Sonst untersuchen wir ‘mal katholische Veranstaltungen nach den Maßstäben der Schariah – gleiches Recht für alle. Hätten Sie aber irgendwie nicht so gerne, gell?

Wieso? Das ist mir einfach egal. Warum sollte ich mich dafür interessieren, dass irgendein Großmufti meint, die Hölle wäre mir sicher? Das juckt mich nicht im geringsten. Wenn Sie sich davon angesprochen fühlen ist das allein Ihr Problem. Es könnte natürlich auch sein, dass es in Ihrem Unterbewusstsein mit Ihrem Agnostizismus nicht weit her ist.
Samstag, 20. Mai 2006 18:08
deusexmachina: @Benedikt
Ich bin insofern tatsächlich betroffen, weil es mich buchstäblich „betroffen“ macht, wenn religiöse Kreise ihre persönlichen Vorstellungen auf jene auszudehnen trachten, die bereits die Basis dieser Vorschriften, nämlich den Gottesglauben „so und nicht anders“ teilen. Das ist, also ob Guatemala in die russische Gesetzgebung hineinwurschteln würde. Machen Sie UNTEREINANDER, was Sie wollen, aber Sie haben schlicht die Kompetenz nicht, andere Menschen nach IHREN Regeln, denen DIESE nicht unterliegen, abzuurteilen. Keine Kompetenz, kein Mandat. Wer gerne katholisch beurteilt werden möchte, kann das jederzeit qua Taufe in die Wege leiten.

Sonst untersuchen wir ‘mal katholische Veranstaltungen nach den Maßstäben der Schariah – gleiches Recht für alle.
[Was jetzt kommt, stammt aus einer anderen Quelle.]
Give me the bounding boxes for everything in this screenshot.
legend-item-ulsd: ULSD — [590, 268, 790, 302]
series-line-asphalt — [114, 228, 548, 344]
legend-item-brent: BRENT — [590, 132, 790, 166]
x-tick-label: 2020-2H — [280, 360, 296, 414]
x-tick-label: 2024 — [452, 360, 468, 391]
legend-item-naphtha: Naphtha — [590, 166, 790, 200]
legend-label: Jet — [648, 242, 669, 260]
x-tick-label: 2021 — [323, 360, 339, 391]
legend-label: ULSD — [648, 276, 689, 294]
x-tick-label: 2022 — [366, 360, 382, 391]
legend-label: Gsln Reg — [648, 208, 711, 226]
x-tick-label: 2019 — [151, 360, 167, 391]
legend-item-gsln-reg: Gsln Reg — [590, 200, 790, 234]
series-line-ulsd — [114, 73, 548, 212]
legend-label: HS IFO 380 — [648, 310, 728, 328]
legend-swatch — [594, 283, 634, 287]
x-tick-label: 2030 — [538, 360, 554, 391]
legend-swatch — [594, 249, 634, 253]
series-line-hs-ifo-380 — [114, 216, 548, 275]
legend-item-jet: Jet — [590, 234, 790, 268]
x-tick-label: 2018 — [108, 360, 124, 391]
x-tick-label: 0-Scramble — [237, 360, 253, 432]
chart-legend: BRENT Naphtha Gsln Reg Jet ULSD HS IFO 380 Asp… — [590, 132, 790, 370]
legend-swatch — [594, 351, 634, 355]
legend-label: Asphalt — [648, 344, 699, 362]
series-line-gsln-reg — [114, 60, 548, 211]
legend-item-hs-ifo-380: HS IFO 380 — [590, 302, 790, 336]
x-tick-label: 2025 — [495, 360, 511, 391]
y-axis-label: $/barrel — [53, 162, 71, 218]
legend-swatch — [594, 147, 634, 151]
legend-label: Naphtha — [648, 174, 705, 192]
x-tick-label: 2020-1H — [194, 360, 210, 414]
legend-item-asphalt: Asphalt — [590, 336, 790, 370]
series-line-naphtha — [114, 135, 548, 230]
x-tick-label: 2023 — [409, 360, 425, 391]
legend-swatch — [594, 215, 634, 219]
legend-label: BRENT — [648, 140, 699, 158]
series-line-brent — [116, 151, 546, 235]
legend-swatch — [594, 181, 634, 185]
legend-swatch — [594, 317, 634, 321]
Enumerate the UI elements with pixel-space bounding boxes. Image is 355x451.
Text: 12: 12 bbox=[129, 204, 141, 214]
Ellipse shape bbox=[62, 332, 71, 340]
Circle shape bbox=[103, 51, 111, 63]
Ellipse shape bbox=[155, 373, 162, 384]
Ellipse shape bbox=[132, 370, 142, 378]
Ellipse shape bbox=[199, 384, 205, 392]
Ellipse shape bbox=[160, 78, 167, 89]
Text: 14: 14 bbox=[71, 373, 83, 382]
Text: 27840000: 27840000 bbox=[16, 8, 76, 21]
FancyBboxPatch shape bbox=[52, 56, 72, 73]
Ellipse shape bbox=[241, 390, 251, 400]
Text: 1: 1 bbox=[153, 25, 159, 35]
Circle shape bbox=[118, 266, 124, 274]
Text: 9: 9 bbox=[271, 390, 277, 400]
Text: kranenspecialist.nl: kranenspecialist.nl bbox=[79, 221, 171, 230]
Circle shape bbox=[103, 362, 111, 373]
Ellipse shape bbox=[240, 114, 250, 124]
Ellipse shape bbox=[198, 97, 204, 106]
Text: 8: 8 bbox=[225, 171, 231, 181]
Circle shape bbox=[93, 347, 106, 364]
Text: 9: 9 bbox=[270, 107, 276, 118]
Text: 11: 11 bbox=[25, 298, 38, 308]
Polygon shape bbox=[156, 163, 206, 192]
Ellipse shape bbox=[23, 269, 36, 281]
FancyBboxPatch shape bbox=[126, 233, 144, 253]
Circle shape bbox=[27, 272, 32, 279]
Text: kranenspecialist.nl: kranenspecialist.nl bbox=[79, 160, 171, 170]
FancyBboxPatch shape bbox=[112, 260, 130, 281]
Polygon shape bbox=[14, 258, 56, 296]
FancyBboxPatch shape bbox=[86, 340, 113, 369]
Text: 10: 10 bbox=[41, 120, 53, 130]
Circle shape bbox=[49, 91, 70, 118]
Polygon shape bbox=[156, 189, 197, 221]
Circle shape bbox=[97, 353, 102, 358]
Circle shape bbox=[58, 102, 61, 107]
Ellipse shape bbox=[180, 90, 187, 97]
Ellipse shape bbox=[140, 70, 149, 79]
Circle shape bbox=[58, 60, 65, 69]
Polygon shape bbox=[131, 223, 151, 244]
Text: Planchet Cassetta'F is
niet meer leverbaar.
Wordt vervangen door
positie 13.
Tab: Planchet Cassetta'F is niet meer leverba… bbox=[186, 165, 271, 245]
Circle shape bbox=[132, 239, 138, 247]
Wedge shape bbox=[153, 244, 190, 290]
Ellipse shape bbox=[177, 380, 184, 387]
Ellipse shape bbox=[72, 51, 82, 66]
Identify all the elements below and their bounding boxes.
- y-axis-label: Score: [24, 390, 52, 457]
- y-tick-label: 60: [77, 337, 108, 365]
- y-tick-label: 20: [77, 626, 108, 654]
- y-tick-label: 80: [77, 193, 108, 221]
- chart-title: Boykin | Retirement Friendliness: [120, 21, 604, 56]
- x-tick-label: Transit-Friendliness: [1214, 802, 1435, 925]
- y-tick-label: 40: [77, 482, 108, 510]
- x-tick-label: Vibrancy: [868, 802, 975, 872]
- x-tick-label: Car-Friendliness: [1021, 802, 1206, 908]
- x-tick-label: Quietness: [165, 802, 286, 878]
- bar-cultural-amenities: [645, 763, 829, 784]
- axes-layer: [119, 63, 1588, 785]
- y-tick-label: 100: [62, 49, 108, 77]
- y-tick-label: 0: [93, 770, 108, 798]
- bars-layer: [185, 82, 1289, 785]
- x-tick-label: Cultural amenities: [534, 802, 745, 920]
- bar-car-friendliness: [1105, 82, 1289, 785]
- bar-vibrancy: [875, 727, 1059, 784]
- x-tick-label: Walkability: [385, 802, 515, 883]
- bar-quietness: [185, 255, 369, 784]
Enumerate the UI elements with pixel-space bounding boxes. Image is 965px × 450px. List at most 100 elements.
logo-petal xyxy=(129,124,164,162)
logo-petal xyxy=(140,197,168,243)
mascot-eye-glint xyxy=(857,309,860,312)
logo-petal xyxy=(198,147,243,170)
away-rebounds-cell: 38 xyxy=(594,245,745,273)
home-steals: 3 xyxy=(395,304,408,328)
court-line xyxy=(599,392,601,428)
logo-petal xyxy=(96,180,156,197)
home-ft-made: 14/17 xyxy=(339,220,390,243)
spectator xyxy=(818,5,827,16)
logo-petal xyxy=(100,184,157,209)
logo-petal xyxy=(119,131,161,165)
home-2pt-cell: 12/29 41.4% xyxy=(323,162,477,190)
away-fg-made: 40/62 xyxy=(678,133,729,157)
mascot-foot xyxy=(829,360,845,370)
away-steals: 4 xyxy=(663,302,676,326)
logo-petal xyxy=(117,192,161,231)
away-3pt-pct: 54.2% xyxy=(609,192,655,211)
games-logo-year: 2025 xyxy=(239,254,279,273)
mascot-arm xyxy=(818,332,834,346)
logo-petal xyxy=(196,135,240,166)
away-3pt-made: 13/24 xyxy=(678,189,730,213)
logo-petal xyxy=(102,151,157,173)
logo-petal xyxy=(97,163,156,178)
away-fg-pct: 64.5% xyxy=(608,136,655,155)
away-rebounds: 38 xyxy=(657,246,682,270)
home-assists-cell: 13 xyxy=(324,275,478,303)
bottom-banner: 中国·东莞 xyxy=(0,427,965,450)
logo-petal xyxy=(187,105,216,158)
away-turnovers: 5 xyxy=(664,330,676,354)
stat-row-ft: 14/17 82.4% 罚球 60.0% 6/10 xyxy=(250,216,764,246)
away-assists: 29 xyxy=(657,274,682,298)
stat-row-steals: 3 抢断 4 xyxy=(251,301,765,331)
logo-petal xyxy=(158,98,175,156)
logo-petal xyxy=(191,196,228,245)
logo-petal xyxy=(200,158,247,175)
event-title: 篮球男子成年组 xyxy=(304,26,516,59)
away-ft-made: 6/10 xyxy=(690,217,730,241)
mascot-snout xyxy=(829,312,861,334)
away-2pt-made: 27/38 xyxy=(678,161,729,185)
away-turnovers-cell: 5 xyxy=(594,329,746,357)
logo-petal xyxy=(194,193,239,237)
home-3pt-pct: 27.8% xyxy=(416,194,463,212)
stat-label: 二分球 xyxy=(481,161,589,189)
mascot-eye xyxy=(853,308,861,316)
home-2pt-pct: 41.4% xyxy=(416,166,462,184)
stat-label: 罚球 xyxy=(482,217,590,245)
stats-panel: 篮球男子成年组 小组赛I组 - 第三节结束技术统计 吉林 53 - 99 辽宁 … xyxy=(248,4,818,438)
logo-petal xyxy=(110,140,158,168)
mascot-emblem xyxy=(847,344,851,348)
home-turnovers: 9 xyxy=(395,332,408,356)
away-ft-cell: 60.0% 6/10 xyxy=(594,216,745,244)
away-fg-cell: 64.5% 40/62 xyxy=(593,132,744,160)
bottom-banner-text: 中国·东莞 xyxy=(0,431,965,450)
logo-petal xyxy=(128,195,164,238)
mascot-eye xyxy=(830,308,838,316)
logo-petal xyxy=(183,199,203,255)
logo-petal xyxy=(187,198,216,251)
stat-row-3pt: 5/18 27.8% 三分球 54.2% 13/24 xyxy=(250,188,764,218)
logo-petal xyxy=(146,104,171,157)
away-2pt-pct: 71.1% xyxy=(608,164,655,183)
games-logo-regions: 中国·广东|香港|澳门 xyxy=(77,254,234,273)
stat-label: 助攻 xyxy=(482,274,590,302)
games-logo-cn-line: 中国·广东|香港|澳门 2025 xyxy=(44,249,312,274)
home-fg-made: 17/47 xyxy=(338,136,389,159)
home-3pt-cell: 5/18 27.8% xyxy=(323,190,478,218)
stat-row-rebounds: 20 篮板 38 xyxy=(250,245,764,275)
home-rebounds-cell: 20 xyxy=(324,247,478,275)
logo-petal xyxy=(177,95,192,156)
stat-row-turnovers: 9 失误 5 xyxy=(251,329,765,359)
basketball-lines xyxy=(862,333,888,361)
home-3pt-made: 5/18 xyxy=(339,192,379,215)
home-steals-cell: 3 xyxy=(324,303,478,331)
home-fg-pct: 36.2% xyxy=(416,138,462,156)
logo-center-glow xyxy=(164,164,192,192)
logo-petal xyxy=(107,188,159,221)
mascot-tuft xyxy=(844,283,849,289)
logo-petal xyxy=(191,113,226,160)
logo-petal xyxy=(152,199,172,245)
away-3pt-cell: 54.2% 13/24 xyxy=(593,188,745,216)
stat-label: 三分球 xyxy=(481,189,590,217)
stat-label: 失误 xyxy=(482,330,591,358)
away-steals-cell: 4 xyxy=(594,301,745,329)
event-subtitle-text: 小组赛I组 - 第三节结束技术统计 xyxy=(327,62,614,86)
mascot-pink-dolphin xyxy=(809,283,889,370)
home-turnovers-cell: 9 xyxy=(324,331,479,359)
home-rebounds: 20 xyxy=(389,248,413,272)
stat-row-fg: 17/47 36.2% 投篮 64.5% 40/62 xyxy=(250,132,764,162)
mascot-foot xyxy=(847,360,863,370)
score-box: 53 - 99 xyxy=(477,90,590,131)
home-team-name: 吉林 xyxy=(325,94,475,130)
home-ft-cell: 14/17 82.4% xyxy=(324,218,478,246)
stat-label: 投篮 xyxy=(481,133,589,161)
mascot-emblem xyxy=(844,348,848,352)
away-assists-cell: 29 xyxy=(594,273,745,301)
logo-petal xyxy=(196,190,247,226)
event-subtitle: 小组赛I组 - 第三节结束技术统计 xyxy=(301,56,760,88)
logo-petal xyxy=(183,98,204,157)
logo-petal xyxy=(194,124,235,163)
Hätten Sie aber irgendwie nicht so gerne, gell?
Samstag, 20. Mai 2006 17:53
Benedikt: @ deusexmachina
Und was interessiert Nichtkatholiken, was nach katholischer Auffassung und exklusiv für Katholiken verbindlich angeblich eine „Sünde“ ist?

Das kapiere ich auch nicht. Sagen SIE es mir doch, Sie sind ja offenbar selber betroffen.